Marinella Petramala
Su “Omero, il libro dell’orrido Polifemo”

L’eros di Polifemo

Luigi Spina firma una nuova traduzione del celebre episodio omerico. E Polifemo ne esce come una vittima della solitudine (e dell'impossibilità di suscitare desiderio...)

Alleati di Zeus e dei suoi fratelli nella lotta contro i Titani, nonché grandi costruttori di mura delle città micenee, i racconti inerenti ai ciclopi, quelli dall’occhio rotondo – nome parlante – proprio in mezzo alla fronte, muovono la curiosità di Odisseo, che si reca presso l’isola che abitano, perché un eroe deve «sempre verificare di persona».

L’antropofagia del mostro – figlio di Poseidone e della ninfa Toosa – e della vendetta dell’astuto itacese, è quella da cui muove Omero, il libro dell’orrido Polifemo (il Mulino, pp. 144, € 14,00), con il quale Luigi Spina, che ha insegnato filologia classica nell’Università di Napoli Federico II, dona una traduzione personale del IX libro dell’Odissea («Si dovrebbe tradurre per far capire agli altri quello che si è capito»).

Così come gli ascoltatori “analfabeti” di età arcaica potevano comprendere gli eventi e guardare le persone, immaginandoli, per mezzo delle parole dell’aedo, la traduzione di Spina è caratterizzata da alcuni anacronismi «capaci di far vedere», favoriti, inoltre, da una lettura ad alta voce.
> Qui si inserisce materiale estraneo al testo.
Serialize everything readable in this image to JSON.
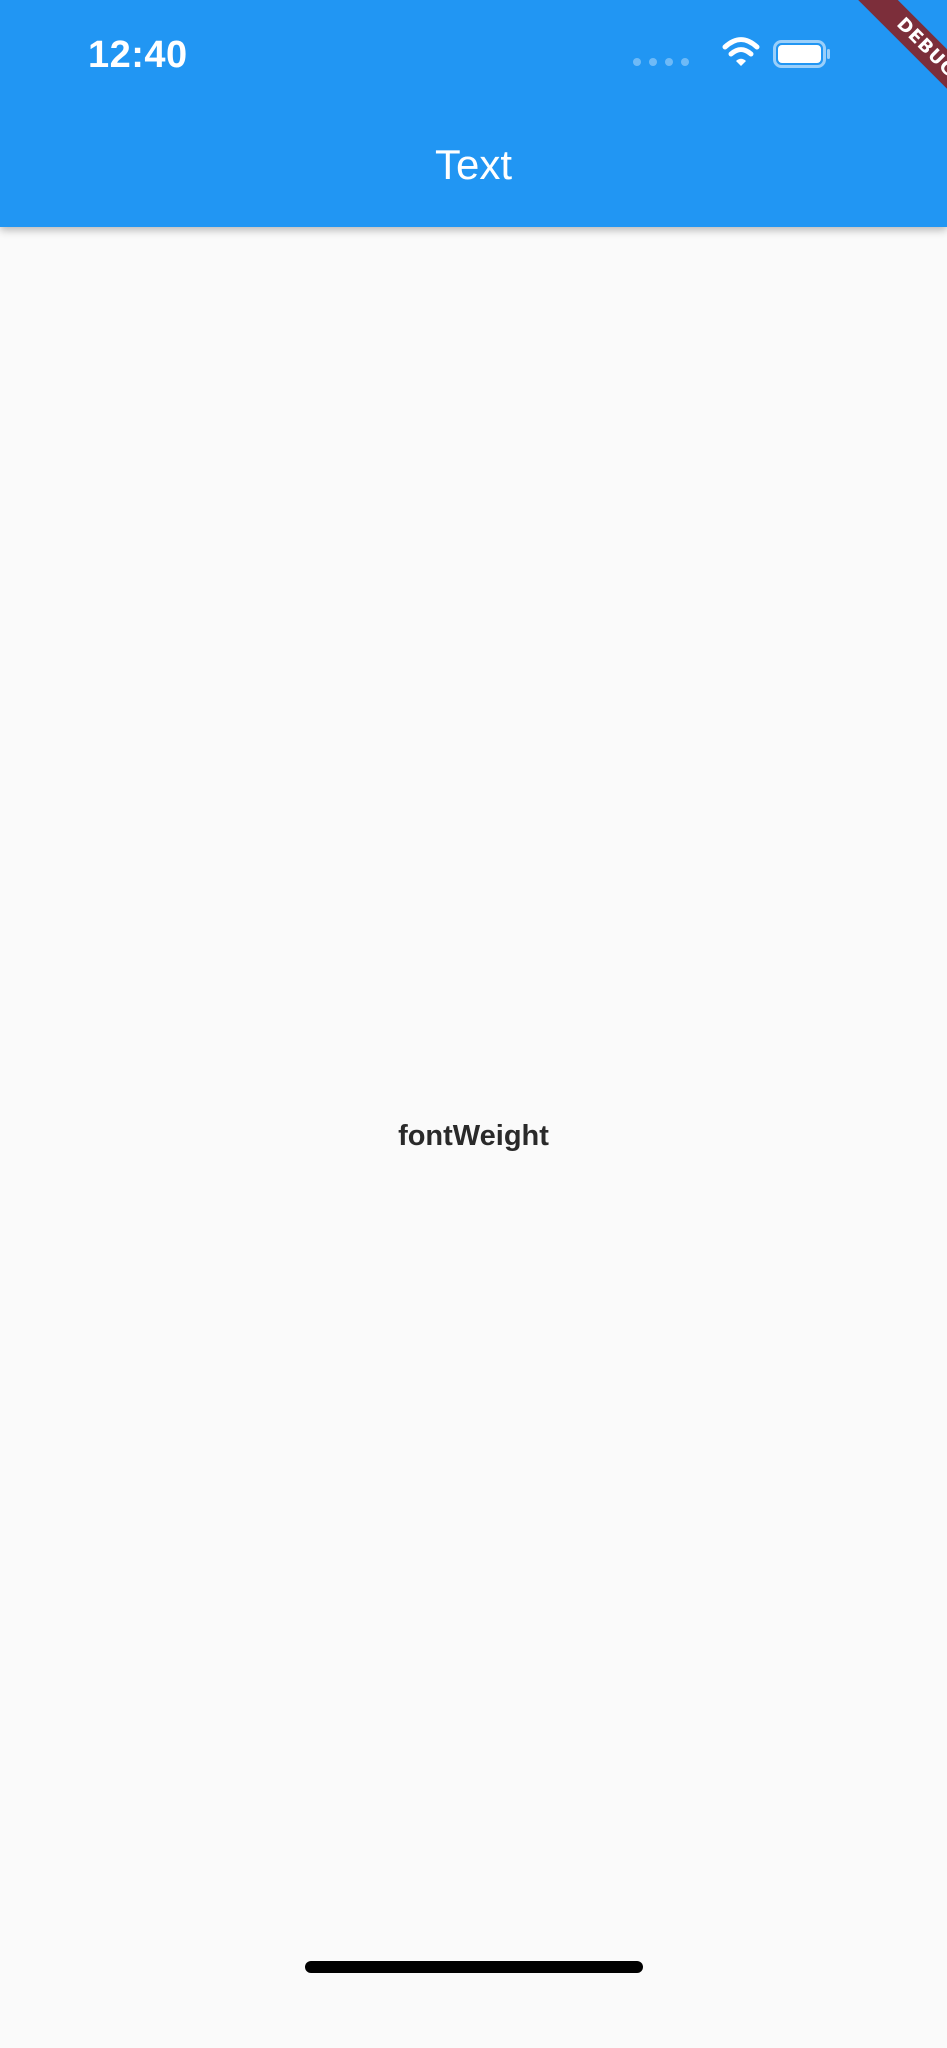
{
  "status_bar": {
    "time": "12:40",
    "icons": [
      "signal-icon",
      "wifi-icon",
      "battery-icon"
    ]
  },
  "app_bar": {
    "title": "Text",
    "color": "#2196f3"
  },
  "debug_banner": {
    "label": "DEBUG",
    "color": "#7c2e3a"
  },
  "content": {
    "text": "fontWeight"
  },
  "colors": {
    "background": "#fafafa",
    "text": "#2a2a2a"
  }
}
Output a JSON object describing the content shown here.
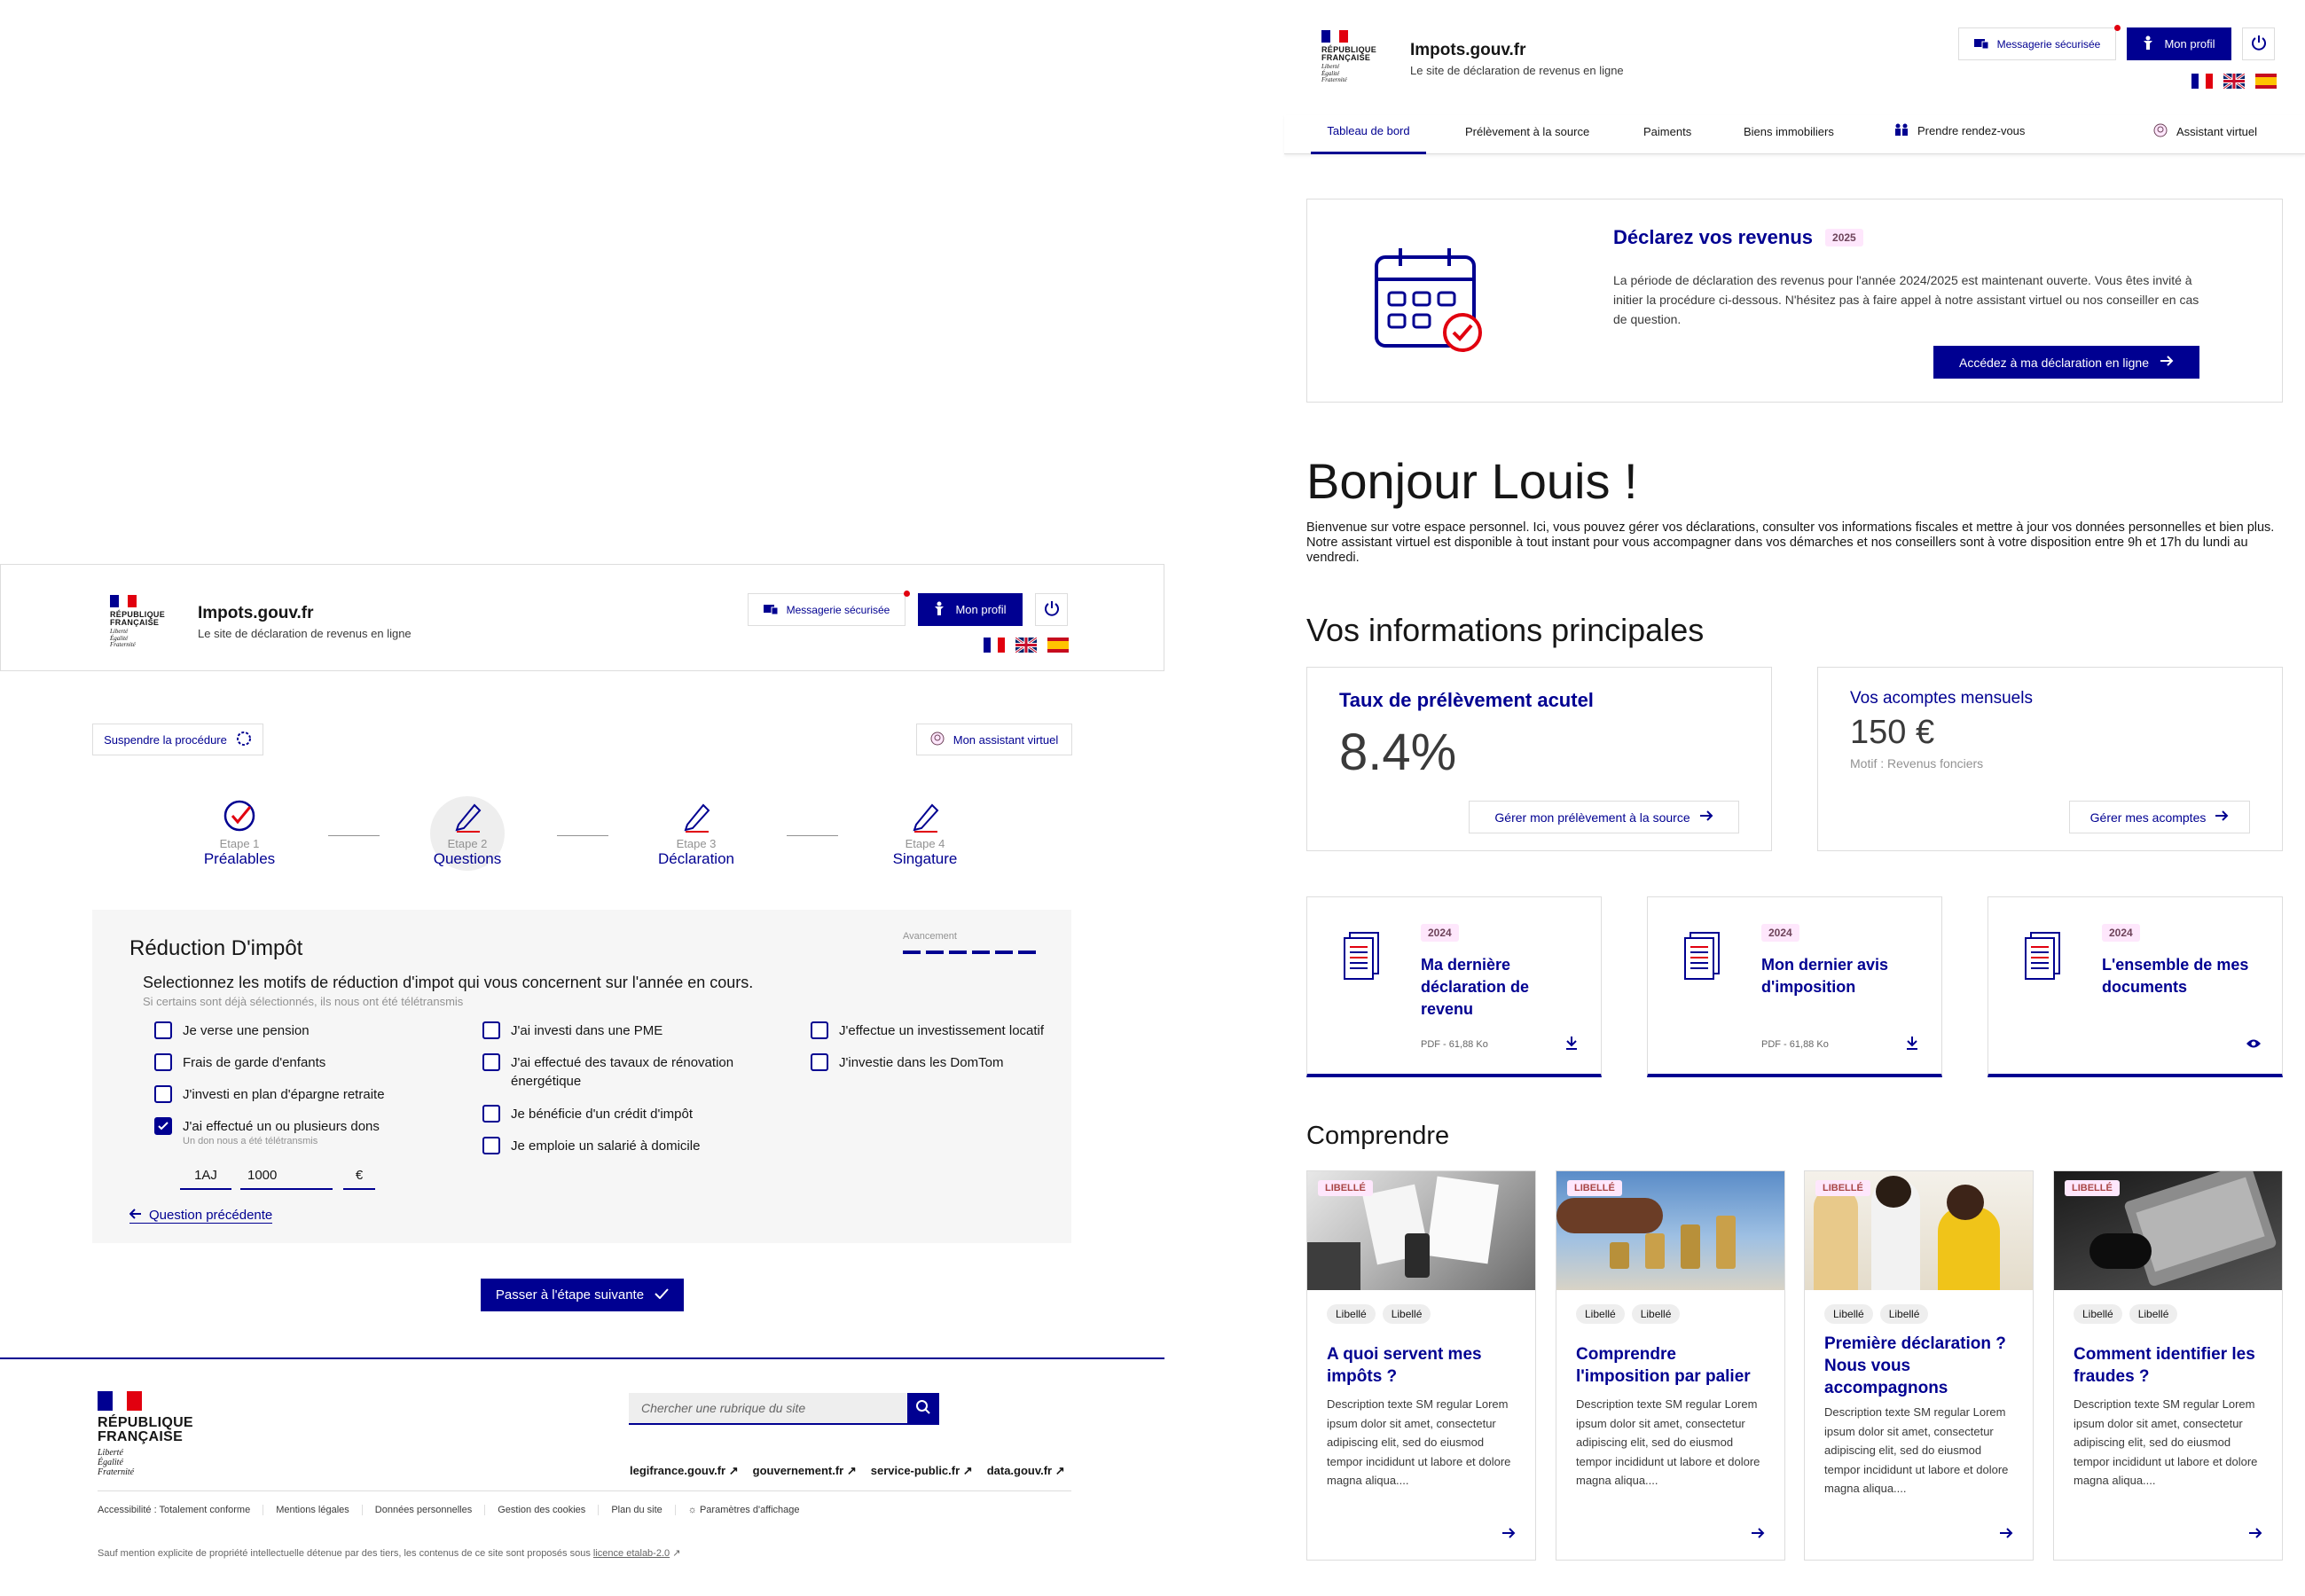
{
  "brand": {
    "republique": "RÉPUBLIQUE",
    "francaise": "FRANÇAISE",
    "devise": [
      "Liberté",
      "Égalité",
      "Fraternité"
    ],
    "site_name": "Impots.gouv.fr",
    "site_tagline": "Le site de déclaration de revenus en ligne"
  },
  "header": {
    "messagerie_label": "Messagerie sécurisée",
    "profil_label": "Mon profil"
  },
  "nav": {
    "items": [
      "Tableau de bord",
      "Prélèvement à la source",
      "Paiments",
      "Biens immobiliers",
      "Prendre rendez-vous"
    ],
    "assistant": "Assistant virtuel"
  },
  "hero": {
    "title": "Déclarez vos revenus",
    "badge": "2025",
    "text": "La période de déclaration des revenus pour l'année 2024/2025 est maintenant ouverte. Vous êtes invité à initier la procédure ci-dessous. N'hésitez pas à faire appel à notre assistant virtuel ou nos conseiller en cas de question.",
    "cta": "Accédez à ma déclaration en ligne"
  },
  "greeting": {
    "title": "Bonjour Louis !",
    "text": "Bienvenue sur votre espace personnel. Ici, vous pouvez gérer vos déclarations, consulter vos informations fiscales et mettre à jour vos données personnelles et bien plus. Notre assistant virtuel est disponible à tout instant pour vous accompagner dans vos démarches et nos conseillers sont à votre disposition entre 9h et 17h du lundi au vendredi."
  },
  "infos": {
    "title": "Vos informations principales",
    "taux": {
      "label": "Taux de prélèvement acutel",
      "value": "8.4%",
      "cta": "Gérer mon prélèvement à la source"
    },
    "acomptes": {
      "label": "Vos acomptes mensuels",
      "value": "150 €",
      "motif": "Motif : Revenus fonciers",
      "cta": "Gérer mes acomptes"
    }
  },
  "documents": [
    {
      "year": "2024",
      "title": "Ma dernière déclaration de revenu",
      "meta": "PDF - 61,88 Ko"
    },
    {
      "year": "2024",
      "title": "Mon dernier avis d'imposition",
      "meta": "PDF - 61,88 Ko"
    },
    {
      "year": "2024",
      "title": "L'ensemble de mes documents",
      "meta": ""
    }
  ],
  "comprendre": {
    "title": "Comprendre",
    "libelle": "LIBELLÉ",
    "tag": "Libellé",
    "articles": [
      {
        "title": "A quoi servent mes impôts ?",
        "desc": "Description texte SM regular Lorem ipsum dolor sit amet, consectetur adipiscing elit, sed do eiusmod tempor incididunt ut labore et dolore magna aliqua...."
      },
      {
        "title": "Comprendre l'imposition par palier",
        "desc": "Description texte SM regular Lorem ipsum dolor sit amet, consectetur adipiscing elit, sed do eiusmod tempor incididunt ut labore et dolore magna aliqua...."
      },
      {
        "title": "Première déclaration ? Nous vous accompagnons",
        "desc": "Description texte SM regular Lorem ipsum dolor sit amet, consectetur adipiscing elit, sed do eiusmod tempor incididunt ut labore et dolore magna aliqua...."
      },
      {
        "title": "Comment identifier les fraudes ?",
        "desc": "Description texte SM regular Lorem ipsum dolor sit amet, consectetur adipiscing elit, sed do eiusmod tempor incididunt ut labore et dolore magna aliqua...."
      }
    ]
  },
  "procedure": {
    "suspend": "Suspendre la procédure",
    "assistant": "Mon assistant virtuel",
    "steps": [
      {
        "num": "Etape 1",
        "name": "Préalables"
      },
      {
        "num": "Etape 2",
        "name": "Questions"
      },
      {
        "num": "Etape 3",
        "name": "Déclaration"
      },
      {
        "num": "Etape 4",
        "name": "Singature"
      }
    ],
    "section_title": "Réduction D'impôt",
    "progress_label": "Avancement",
    "progress_fraction": 1.0,
    "question": "Selectionnez les motifs de réduction d'impot qui vous concernent sur l'année en cours.",
    "hint": "Si certains sont déjà sélectionnés, ils nous ont été télétransmis",
    "options_col1": [
      "Je verse une pension",
      "Frais de garde d'enfants",
      "J'investi en plan d'épargne retraite",
      "J'ai effectué un ou plusieurs dons"
    ],
    "options_col2": [
      "J'ai investi dans une PME",
      "J'ai effectué des tavaux de rénovation énergétique",
      "Je bénéficie d'un crédit d'impôt",
      "Je emploie un salarié à domicile"
    ],
    "options_col3": [
      "J'effectue un investissement locatif",
      "J'investie dans les DomTom"
    ],
    "don_hint": "Un don nous a été télétransmis",
    "case": "1AJ",
    "amount": "1000",
    "currency": "€",
    "back": "Question précédente",
    "next": "Passer à l'étape suivante"
  },
  "footer": {
    "search_placeholder": "Chercher une rubrique du site",
    "links": [
      "legifrance.gouv.fr",
      "gouvernement.fr",
      "service-public.fr",
      "data.gouv.fr"
    ],
    "bottom": [
      "Accessibilité : Totalement conforme",
      "Mentions légales",
      "Données personnelles",
      "Gestion des cookies",
      "Plan du site",
      "Paramètres d'affichage"
    ],
    "license_prefix": "Sauf mention explicite de propriété intellectuelle détenue par des tiers, les contenus de ce site sont proposés sous",
    "license_link": "licence etalab-2.0"
  },
  "colors": {
    "primary": "#000091",
    "accent_red": "#e1000f",
    "badge_bg": "#fee7fc"
  }
}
Per l’azione dell’accecamento, ad esempio, Spina ha scelto il verbo “avvitare”: «Non è certo lessico antico (non so se sia mai stato usato nelle traduzioni di questo passo), ma mi pare aiuti a immaginare il movimento di Odisseo che guida i compagni». Odisseo, infatti, con l’acume di chi ha compiuto innumerevoli imprese, spinge all’azione: «Così afferrando quel palo infuocato nel suo occhio lo avvitammo. Tutta la pelle intorno fra palpebra e sopracciglia la vampa abbrustolì mentre l’occhio bruciava: gli sfrigolavano al fuoco le radici».

Nel saggio che accompagna la traduzione, Spina si concentra sulla fortuna del personaggio di Polifemo, a partire dal teatro «che dà voce (più che volti) e movimenti ai personaggi del mito». E rivela come, nella metamorfosi cui è andata incontro la figura favolosa del mostro, entri in gioco ad un certo punto anche la dimensione erotica, che in qualche modo cerca di svincolarlo da Odisseo, cui rimane ad ogni modo irrimediabilmente legato. Nel Ciclope di Euripide (V sec a.C.), dramma satiresco, Polifemo, inebriato dal vino donato da Odisseo, rivela la sua predilezione omoerotica; oppure nel ditirambo di Filosseno di Citera (V-IV sec a.C), Ciclope o Galatea, Polifemo è innamorato della ninfa Galatea e ascolta Odisseo, che diventa consigliere d’amore. Ma lo sfortunato amore per Galatea ritorna negli idilli di Teocrito (III sec. a.C.) – il VI e XI – dove il ciclope, consapevole della propria bruttezza, ostacolo di un amore disperato, è disposto a tutto per avere la ninfa, anche perdere l’unico prezioso occhio: ‹‹arso da te, arsa anche l’anima sopporterei / e l’unico occhio, nulla mi è più caro››. E poi ancora Ovidio, Virgilio, sino a Victor Hugo che, in Notre-Dame (1831), riprende il modello con Esmeralda e Quasimodo e la loro dolorosa vicenda.

La ricezione dei miti e delle culture antiche, tuttavia, è, secondo Spina, legata al ruolo di mediazione di antichisti e antichiste, «dal tipo di ricerche che porteranno a termine, da come ne diffonderanno i risultati», tenendo conto di riscritture e ibridazioni perché, «il mito, si sa, continua a viaggiare, purché sia ancora raccontato, uguale e diverso».